Les participants ont souligné les nombreuses voies informelles par lesquelles les acteurs non étatiques influencent déjà l'élaboration des normes internationales et qui pourraient servir de précédents à une participation plus active des GRL. Les droits de l'homme et l'environnement ont été cités comme des domaines importants, où des acteurs autres que les États ont façonné des normes et des cadres politiques par le biais de mécanismes tels que les observations générales des organes de traités et les décisions de la COP sur le climat.

Le GCH a toutefois noté que l'influence informelle à elle seule peut ne pas répondre pleinement aux besoins et aux attentes des GRL. Contrairement à de nombreux acteurs de la société civile, les villes et les régions exercent l'autorité publique et sont directement responsables de la mise en œuvre des politiques sur leurs territoires. Leur engagement au niveau international est donc également lié à des questions de reconnaissance politique, de représentation et de visibilité.

Dans ce contexte, les participants ont abordé la question d'un statut spécifique pour les GRL dans les processus multilatéraux. De l'avis de la GCH, un tel statut pourrait faciliter une participation plus structurée des GRL aux discussions internationales, tout en aidant à résoudre les questions de longue date concernant la représentation. Plutôt que de s'appuyer sur un seul réseau de villes pour parler au nom de tous les GRL, GCH a souligné l'importance de permettre aux GRL intéressés de participer et de s'exprimer en leur propre capacité.

La table ronde a également souligné la distinction entre le droit international et la gouvernance internationale.

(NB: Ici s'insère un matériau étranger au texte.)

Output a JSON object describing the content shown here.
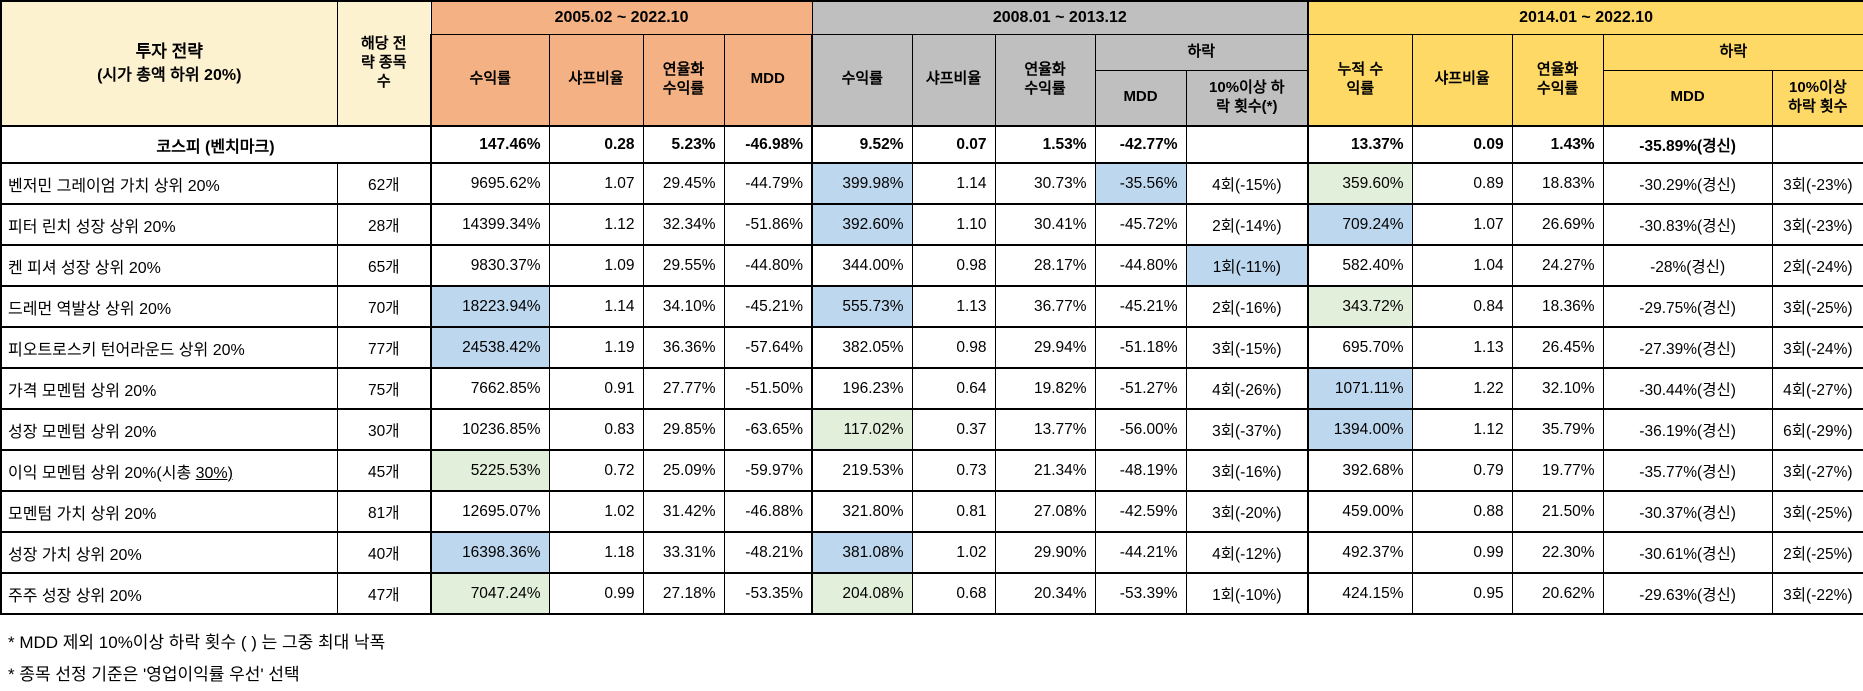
{
  "colors": {
    "orange": "#f4b183",
    "gray": "#bfbfbf",
    "yellow": "#ffd966",
    "cream": "#fdf2d0",
    "blue": "#bdd7ee",
    "green": "#e2efda"
  },
  "chart_data": {
    "type": "table",
    "header": {
      "col1_title": "투자 전략",
      "col1_subtitle": "(시가 총액 하위 20%)",
      "col2_label": "해당 전략 종목수",
      "periods": [
        {
          "label": "2005.02 ~ 2022.10",
          "cols": [
            "수익률",
            "샤프비율",
            "연율화 수익률",
            "MDD"
          ]
        },
        {
          "label": "2008.01 ~ 2013.12",
          "cols": [
            "수익률",
            "샤프비율",
            "연율화 수익률"
          ],
          "decline": {
            "label": "하락",
            "mdd": "MDD",
            "count": "10%이상 하락 횟수(*)"
          }
        },
        {
          "label": "2014.01 ~ 2022.10",
          "cols": [
            "누적 수익률",
            "샤프비율",
            "연율화 수익률"
          ],
          "decline": {
            "label": "하락",
            "mdd": "MDD",
            "count": "10%이상 하락 횟수"
          }
        }
      ]
    },
    "benchmark": {
      "name": "코스피 (벤치마크)",
      "count": "",
      "cells": [
        "147.46%",
        "0.28",
        "5.23%",
        "-46.98%",
        "9.52%",
        "0.07",
        "1.53%",
        "-42.77%",
        "",
        "13.37%",
        "0.09",
        "1.43%",
        "-35.89%(경신)",
        ""
      ],
      "highlights": {}
    },
    "rows": [
      {
        "name": "벤저민 그레이엄 가치 상위 20%",
        "count": "62개",
        "cells": [
          "9695.62%",
          "1.07",
          "29.45%",
          "-44.79%",
          "399.98%",
          "1.14",
          "30.73%",
          "-35.56%",
          "4회(-15%)",
          "359.60%",
          "0.89",
          "18.83%",
          "-30.29%(경신)",
          "3회(-23%)"
        ],
        "highlights": {
          "4": "blue",
          "7": "blue",
          "9": "green"
        }
      },
      {
        "name": "피터 린치 성장 상위 20%",
        "count": "28개",
        "cells": [
          "14399.34%",
          "1.12",
          "32.34%",
          "-51.86%",
          "392.60%",
          "1.10",
          "30.41%",
          "-45.72%",
          "2회(-14%)",
          "709.24%",
          "1.07",
          "26.69%",
          "-30.83%(경신)",
          "3회(-23%)"
        ],
        "highlights": {
          "4": "blue",
          "9": "blue"
        }
      },
      {
        "name": "켄 피셔 성장 상위 20%",
        "count": "65개",
        "cells": [
          "9830.37%",
          "1.09",
          "29.55%",
          "-44.80%",
          "344.00%",
          "0.98",
          "28.17%",
          "-44.80%",
          "1회(-11%)",
          "582.40%",
          "1.04",
          "24.27%",
          "-28%(경신)",
          "2회(-24%)"
        ],
        "highlights": {
          "8": "blue"
        }
      },
      {
        "name": "드레먼 역발상 상위 20%",
        "count": "70개",
        "cells": [
          "18223.94%",
          "1.14",
          "34.10%",
          "-45.21%",
          "555.73%",
          "1.13",
          "36.77%",
          "-45.21%",
          "2회(-16%)",
          "343.72%",
          "0.84",
          "18.36%",
          "-29.75%(경신)",
          "3회(-25%)"
        ],
        "highlights": {
          "0": "blue",
          "4": "blue",
          "9": "green"
        }
      },
      {
        "name": "피오트로스키 턴어라운드 상위 20%",
        "count": "77개",
        "cells": [
          "24538.42%",
          "1.19",
          "36.36%",
          "-57.64%",
          "382.05%",
          "0.98",
          "29.94%",
          "-51.18%",
          "3회(-15%)",
          "695.70%",
          "1.13",
          "26.45%",
          "-27.39%(경신)",
          "3회(-24%)"
        ],
        "highlights": {
          "0": "blue"
        }
      },
      {
        "name": "가격 모멘텀 상위 20%",
        "count": "75개",
        "cells": [
          "7662.85%",
          "0.91",
          "27.77%",
          "-51.50%",
          "196.23%",
          "0.64",
          "19.82%",
          "-51.27%",
          "4회(-26%)",
          "1071.11%",
          "1.22",
          "32.10%",
          "-30.44%(경신)",
          "4회(-27%)"
        ],
        "highlights": {
          "9": "blue"
        }
      },
      {
        "name": "성장 모멘텀 상위 20%",
        "count": "30개",
        "cells": [
          "10236.85%",
          "0.83",
          "29.85%",
          "-63.65%",
          "117.02%",
          "0.37",
          "13.77%",
          "-56.00%",
          "3회(-37%)",
          "1394.00%",
          "1.12",
          "35.79%",
          "-36.19%(경신)",
          "6회(-29%)"
        ],
        "highlights": {
          "4": "green",
          "9": "blue"
        }
      },
      {
        "name": "이익 모멘텀 상위 20%(시총 30%)",
        "count": "45개",
        "underline_part": "30%)",
        "cells": [
          "5225.53%",
          "0.72",
          "25.09%",
          "-59.97%",
          "219.53%",
          "0.73",
          "21.34%",
          "-48.19%",
          "3회(-16%)",
          "392.68%",
          "0.79",
          "19.77%",
          "-35.77%(경신)",
          "3회(-27%)"
        ],
        "highlights": {
          "0": "green"
        }
      },
      {
        "name": "모멘텀 가치 상위 20%",
        "count": "81개",
        "cells": [
          "12695.07%",
          "1.02",
          "31.42%",
          "-46.88%",
          "321.80%",
          "0.81",
          "27.08%",
          "-42.59%",
          "3회(-20%)",
          "459.00%",
          "0.88",
          "21.50%",
          "-30.37%(경신)",
          "3회(-25%)"
        ],
        "highlights": {}
      },
      {
        "name": "성장 가치 상위 20%",
        "count": "40개",
        "cells": [
          "16398.36%",
          "1.18",
          "33.31%",
          "-48.21%",
          "381.08%",
          "1.02",
          "29.90%",
          "-44.21%",
          "4회(-12%)",
          "492.37%",
          "0.99",
          "22.30%",
          "-30.61%(경신)",
          "2회(-25%)"
        ],
        "highlights": {
          "0": "blue",
          "4": "blue"
        }
      },
      {
        "name": "주주 성장 상위 20%",
        "count": "47개",
        "cells": [
          "7047.24%",
          "0.99",
          "27.18%",
          "-53.35%",
          "204.08%",
          "0.68",
          "20.34%",
          "-53.39%",
          "1회(-10%)",
          "424.15%",
          "0.95",
          "20.62%",
          "-29.63%(경신)",
          "3회(-22%)"
        ],
        "highlights": {
          "0": "green",
          "4": "green"
        }
      }
    ],
    "footnotes": [
      "* MDD 제외 10%이상 하락 횟수 ( ) 는 그중 최대 낙폭",
      "* 종목 선정 기준은 '영업이익률 우선' 선택"
    ]
  }
}
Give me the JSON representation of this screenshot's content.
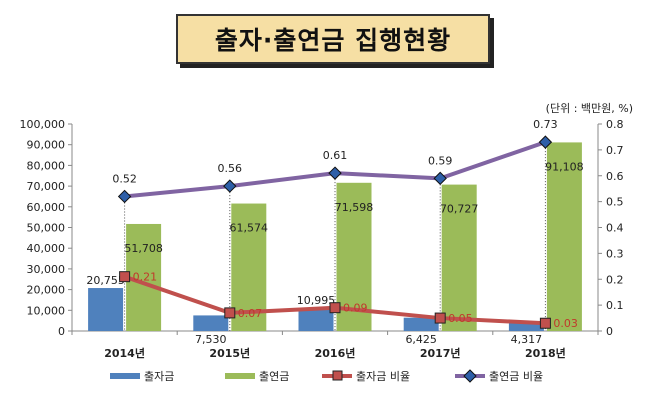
{
  "chart_data": {
    "type": "bar",
    "title": "출자·출연금 집행현황",
    "unit_label": "(단위 : 백만원, %)",
    "categories": [
      "2014년",
      "2015년",
      "2016년",
      "2017년",
      "2018년"
    ],
    "y_left": {
      "min": 0,
      "max": 100000,
      "ticks": [
        "0",
        "10,000",
        "20,000",
        "30,000",
        "40,000",
        "50,000",
        "60,000",
        "70,000",
        "80,000",
        "90,000",
        "100,000"
      ]
    },
    "y_right": {
      "min": 0,
      "max": 0.8,
      "ticks": [
        "0",
        "0.1",
        "0.2",
        "0.3",
        "0.4",
        "0.5",
        "0.6",
        "0.7",
        "0.8"
      ]
    },
    "grid": false,
    "legend_position": "bottom",
    "series": [
      {
        "name": "출자금",
        "type": "bar",
        "axis": "left",
        "color": "#4f81bd",
        "values": [
          20755,
          7530,
          10995,
          6425,
          4317
        ],
        "labels": [
          "20,755",
          "7,530",
          "10,995",
          "6,425",
          "4,317"
        ]
      },
      {
        "name": "출연금",
        "type": "bar",
        "axis": "left",
        "color": "#9bbb59",
        "values": [
          51708,
          61574,
          71598,
          70727,
          91108
        ],
        "labels": [
          "51,708",
          "61,574",
          "71,598",
          "70,727",
          "91,108"
        ]
      },
      {
        "name": "출자금 비율",
        "type": "line",
        "axis": "right",
        "color": "#c0504d",
        "values": [
          0.21,
          0.07,
          0.09,
          0.05,
          0.03
        ],
        "labels": [
          "0.21",
          "0.07",
          "0.09",
          "0.05",
          "0.03"
        ]
      },
      {
        "name": "출연금 비율",
        "type": "line",
        "axis": "right",
        "color": "#8064a2",
        "values": [
          0.52,
          0.56,
          0.61,
          0.59,
          0.73
        ],
        "labels": [
          "0.52",
          "0.56",
          "0.61",
          "0.59",
          "0.73"
        ]
      }
    ]
  }
}
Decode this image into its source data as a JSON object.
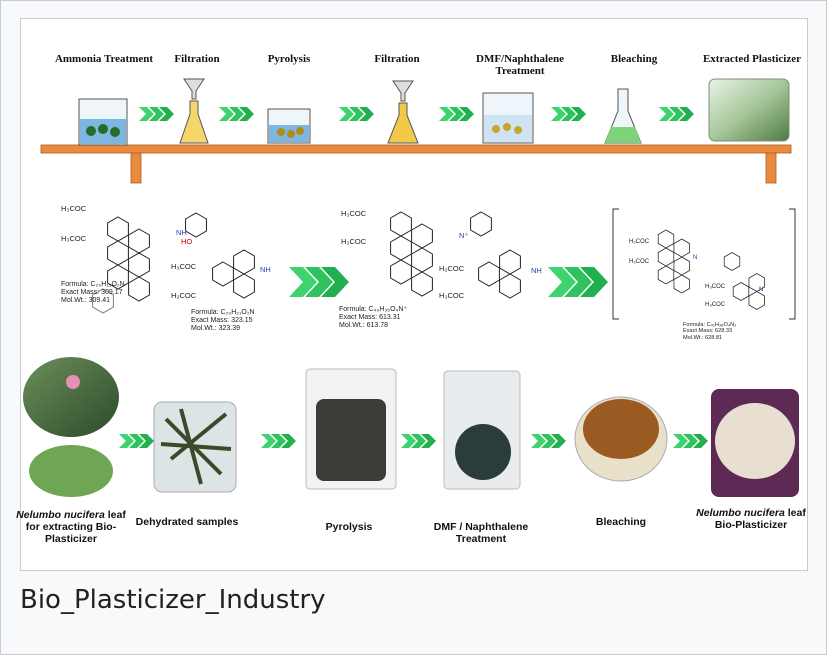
{
  "caption": "Bio_Plasticizer_Industry",
  "figure": {
    "top_steps": [
      "Ammonia Treatment",
      "Filtration",
      "Pyrolysis",
      "Filtration",
      "DMF/Naphthalene Treatment",
      "Bleaching",
      "Extracted Plasticizer"
    ],
    "compounds": [
      {
        "groups": [
          "H₃COC",
          "H₃COC",
          "NH"
        ],
        "formula": "Formula: C₂₀H₁₅O₂N",
        "mass": "Exact Mass: 309.17",
        "weight": "Mol.Wt.: 309.41"
      },
      {
        "groups": [
          "HO",
          "H₃COC",
          "H₃COC",
          "NH"
        ],
        "formula": "Formula: C₂₀H₂₁O₂N",
        "mass": "Exact Mass: 323.15",
        "weight": "Mol.Wt.: 323.39"
      },
      {
        "groups": [
          "H₃COC",
          "H₃COC",
          "N⁺",
          "H₃COC",
          "H₃COC",
          "NH"
        ],
        "formula": "Formula: C₄₀H₃₅O₄N⁺",
        "mass": "Exact Mass: 613.31",
        "weight": "Mol.Wt.: 613.78"
      },
      {
        "groups": [
          "H₃COC",
          "H₃COC",
          "N",
          "H₃COC",
          "H₃COC",
          "N"
        ],
        "formula": "Formula: C₄₁H₃₈O₄N₂",
        "mass": "Exact Mass: 628.33",
        "weight": "Mol.Wt.: 628.81"
      }
    ],
    "bottom_steps": [
      {
        "italic": "Nelumbo nucifera",
        "text": "leaf for extracting Bio-Plasticizer"
      },
      {
        "text": "Dehydrated samples"
      },
      {
        "text": "Pyrolysis"
      },
      {
        "text": "DMF / Naphthalene Treatment"
      },
      {
        "text": "Bleaching"
      },
      {
        "italic": "Nelumbo nucifera",
        "text": "leaf Bio-Plasticizer"
      }
    ]
  }
}
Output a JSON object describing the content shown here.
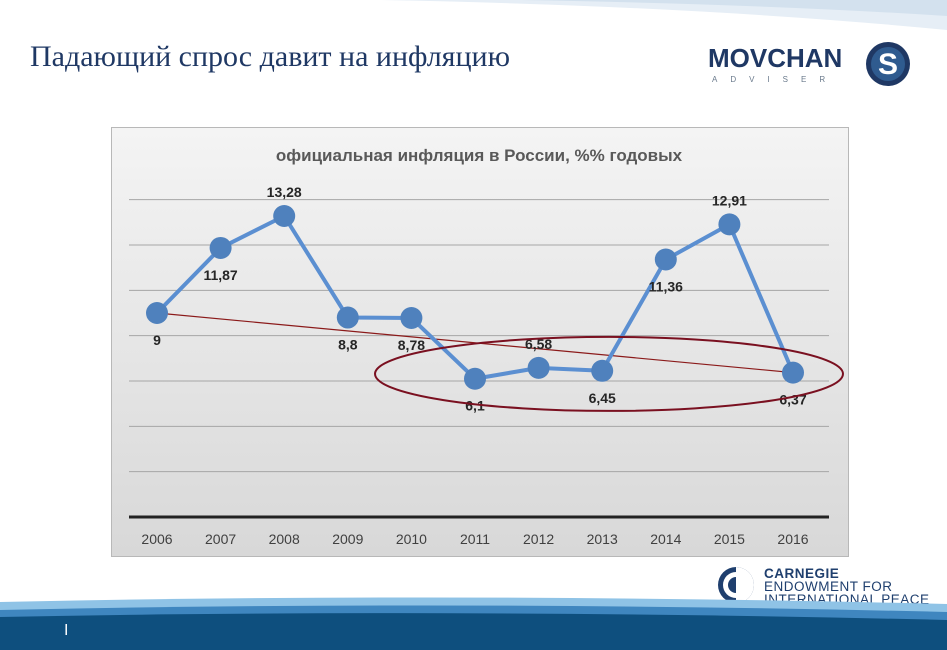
{
  "slide": {
    "title": "Падающий спрос давит на инфляцию",
    "page_marker": "I"
  },
  "logos": {
    "movchan": {
      "name": "MOVCHAN",
      "letter": "S",
      "subtitle": "ADVISER"
    },
    "carnegie": {
      "line1": "CARNEGIE",
      "line2": "ENDOWMENT FOR",
      "line3": "INTERNATIONAL PEACE"
    }
  },
  "colors": {
    "title": "#1f3864",
    "series_line": "#5b8fd1",
    "series_marker": "#4f81bd",
    "trend_line": "#8b1a1a",
    "highlight_ellipse": "#7a1020",
    "band_dark": "#0e4f7e",
    "band_light": "#6fb3e0"
  },
  "chart_data": {
    "type": "line",
    "title": "официальная инфляция в России, %% годовых",
    "categories": [
      "2006",
      "2007",
      "2008",
      "2009",
      "2010",
      "2011",
      "2012",
      "2013",
      "2014",
      "2015",
      "2016"
    ],
    "values": [
      9,
      11.87,
      13.28,
      8.8,
      8.78,
      6.1,
      6.58,
      6.45,
      11.36,
      12.91,
      6.37
    ],
    "data_labels": [
      "9",
      "11,87",
      "13,28",
      "8,8",
      "8,78",
      "6,1",
      "6,58",
      "6,45",
      "11,36",
      "12,91",
      "6,37"
    ],
    "ylim": [
      0,
      15
    ],
    "grid": true,
    "trendline": {
      "from": 9,
      "to": 6.37
    },
    "highlight": {
      "type": "ellipse",
      "from_category": "2011",
      "to_category": "2016"
    }
  }
}
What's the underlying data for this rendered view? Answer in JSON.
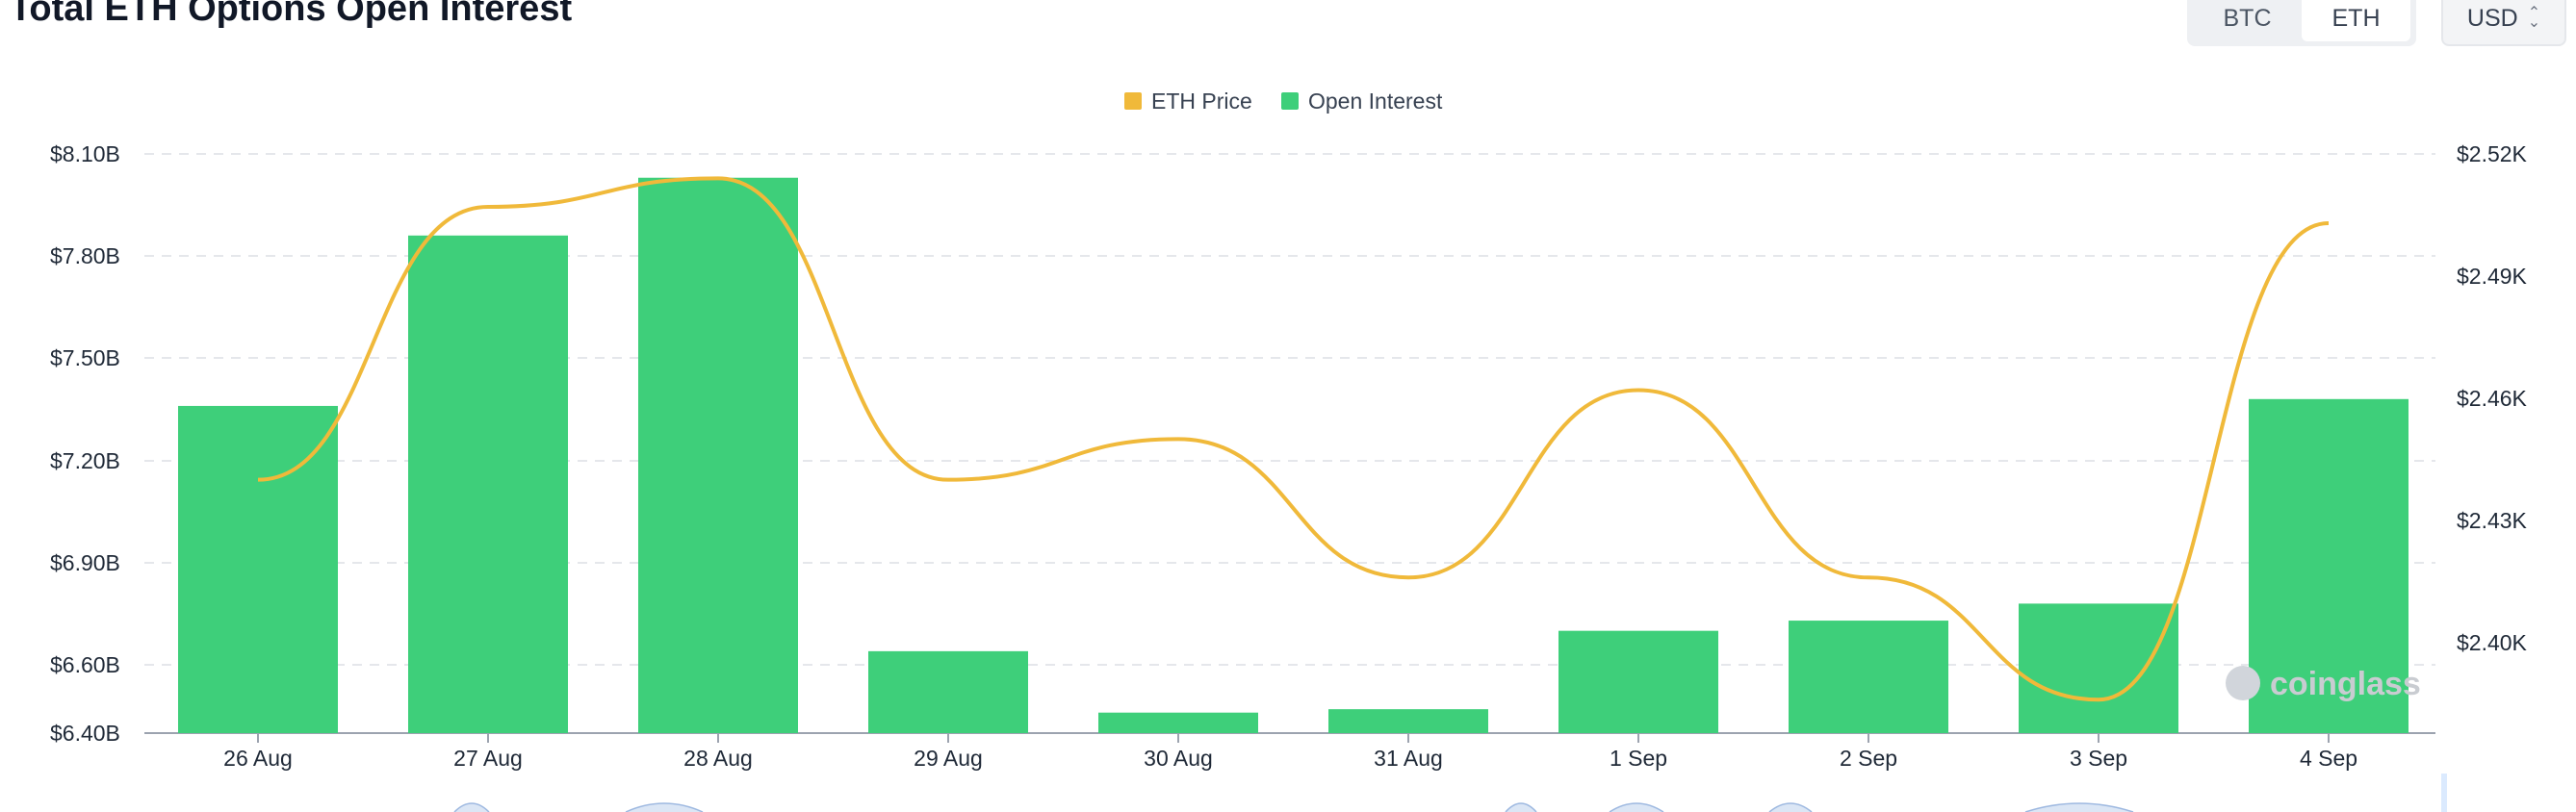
{
  "header": {
    "title": "Total ETH Options Open Interest",
    "asset_tabs": [
      {
        "label": "BTC",
        "active": false
      },
      {
        "label": "ETH",
        "active": true
      }
    ],
    "currency": "USD"
  },
  "watermark": "coinglass",
  "colors": {
    "bar": "#3ecf7a",
    "price_line": "#f0b93a",
    "grid": "#e5e7eb"
  },
  "chart_data": {
    "type": "bar",
    "categories": [
      "26 Aug",
      "27 Aug",
      "28 Aug",
      "29 Aug",
      "30 Aug",
      "31 Aug",
      "1 Sep",
      "2 Sep",
      "3 Sep",
      "4 Sep"
    ],
    "series": [
      {
        "name": "Open Interest",
        "type": "bar",
        "axis": "left",
        "values": [
          7.36,
          7.86,
          8.03,
          6.64,
          6.46,
          6.47,
          6.7,
          6.73,
          6.78,
          7.38
        ]
      },
      {
        "name": "ETH Price",
        "type": "line",
        "axis": "right",
        "values": [
          2440,
          2507,
          2514,
          2440,
          2450,
          2416,
          2462,
          2416,
          2386,
          2503
        ]
      }
    ],
    "legend": [
      "ETH Price",
      "Open Interest"
    ],
    "legend_position": "top-center",
    "y_left": {
      "ticks": [
        "$8.10B",
        "$7.80B",
        "$7.50B",
        "$7.20B",
        "$6.90B",
        "$6.60B",
        "$6.40B"
      ],
      "tick_values": [
        8.1,
        7.8,
        7.5,
        7.2,
        6.9,
        6.6,
        6.4
      ],
      "range": [
        6.4,
        8.1
      ]
    },
    "y_right": {
      "ticks": [
        "$2.52K",
        "$2.49K",
        "$2.46K",
        "$2.43K",
        "$2.40K"
      ],
      "tick_values": [
        2520,
        2490,
        2460,
        2430,
        2400
      ],
      "range": [
        2377,
        2520
      ]
    },
    "grid": true
  }
}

Alors que les processus formels d'élaboration du droit international peuvent rester difficiles à transformer, les mécanismes de gouvernance internationale offrent souvent une plus grande flexibilité et des possibilités d'innovation. À cet égard, le travail effectué par le GCH vise précisément à adapter les structures de gouvernance internationale afin de mieux intégrer les GRL dans les processus décisionnels mondiaux.

En fin de compte, la discussion a suggéré que repenser la participation et la représentation dans la gouvernance mondiale pourrait progressivement influencer l'évolution future du droit international lui-même. Les défis mondiaux se manifestant de plus en plus au niveau local, les villes et les régions sont susceptibles de jouer un rôle de plus en plus important dans l'élaboration de réponses multilatérales légitimes, inclusives et efficaces.